### Model Regresi Logistik Untuk Memprediksi Kemungkinan Hujan
Nama  : Afif Syaifullah Fattah, NIM   : 120140229

#### Preparasi Data

In [None]:
import pandas as pd
from sklearn.linear_model import LogisticRegression
from sklearn.model_selection import train_test_split
from sklearn.metrics import accuracy_score, precision_score, recall_score, f1_score, confusion_matrix

winDict = {'E ' : 0, 'NE' : 45, 'N ' : 90, 'NW' : 135, 'W ' : 180, 'SW' : 225, 'S ' : 270, 'SE' : 315}

# Preparasi data
# Sumber data : https://www.kaggle.com/datasets/greegtitan/indonesia-climate?select=climate_data.csv
dtf = pd.read_csv("climate_data/climate_data.csv")
dtf = dtf[dtf['station_id'] == 96295]       # Filter data dari satu stasiun cuaca (Bandara Radin Intan II)
dtf = dtf[dtf['ddd_car'] != 'C ']           # Filter data yang kurang lengkap
dtf = dtf.dropna()                          # Hapus datapoint dengan nilai fitur NaN
dtf = dtf.replace({"ddd_car" : winDict})    # Ubah data arah angin menjadi nilai derajat
dtf['isRain'] = (dtf['RR'] > 0.0)           # Nilai boolean turun hujan

features = dtf[['Tn', 'Tx', 'Tavg', 'RH_avg', 'ss', 'ff_x', 'ff_avg', 'ddd_x', 'ddd_car']].values
targets = dtf['isRain'].values

# Membagi dataset menjadi data training dan data testing
training_ftr, test_ftr, training_tgt, test_tgt = train_test_split(features, targets, random_state=229)

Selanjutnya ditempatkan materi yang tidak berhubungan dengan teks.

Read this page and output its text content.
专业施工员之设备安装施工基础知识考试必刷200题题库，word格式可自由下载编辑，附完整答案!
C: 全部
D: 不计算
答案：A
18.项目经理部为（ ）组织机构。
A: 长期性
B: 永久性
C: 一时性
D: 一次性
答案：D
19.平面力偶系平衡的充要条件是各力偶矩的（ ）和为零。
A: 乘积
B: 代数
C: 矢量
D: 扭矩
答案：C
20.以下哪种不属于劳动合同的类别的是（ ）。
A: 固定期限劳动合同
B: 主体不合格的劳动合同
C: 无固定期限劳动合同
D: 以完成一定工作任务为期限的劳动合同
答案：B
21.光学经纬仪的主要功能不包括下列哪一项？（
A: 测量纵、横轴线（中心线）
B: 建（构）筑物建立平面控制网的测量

print(f"Jumlah total data : {dtf.shape[0]}")
print(dtf.head())

#### Pelatihan Model dengan Training Data

In [None]:
# Pelatihan model dengan data training
print("Initializing...")
model = LogisticRegression(max_iter=800)
model.fit(training_ftr, training_tgt)
print("Done!")

print("\nContoh Hasil Prediksi :")
print("Data     : ", test_ftr[0])
print("Prediksi : ", model.predict_proba([test_ftr[0]])[:, 1])

#### Testing dan Evaluasi

In [None]:
prediction_results = model.predict(test_ftr)

print("accuracy  : ", accuracy_score(test_tgt, prediction_results))
print("precision : ", precision_score(test_tgt, prediction_results))
print("recall    : ", recall_score(test_tgt, prediction_results))
print("f1 score  : ", f1_score(test_tgt, prediction_results))

# Membalikan posisi nilai matriks, karena secara default true negative berada di kiri
con_mat = confusion_matrix(test_tgt, prediction_results)
con_mat[0], con_mat[1] = con_mat[0][::-1], con_mat[1][::-1]
con_mat = con_mat[::-1]

print("\nconfusion matrix :")
print(con_mat)

In [None]:
print("\nModel coefficients :")
print(model.coef_, model.intercept_)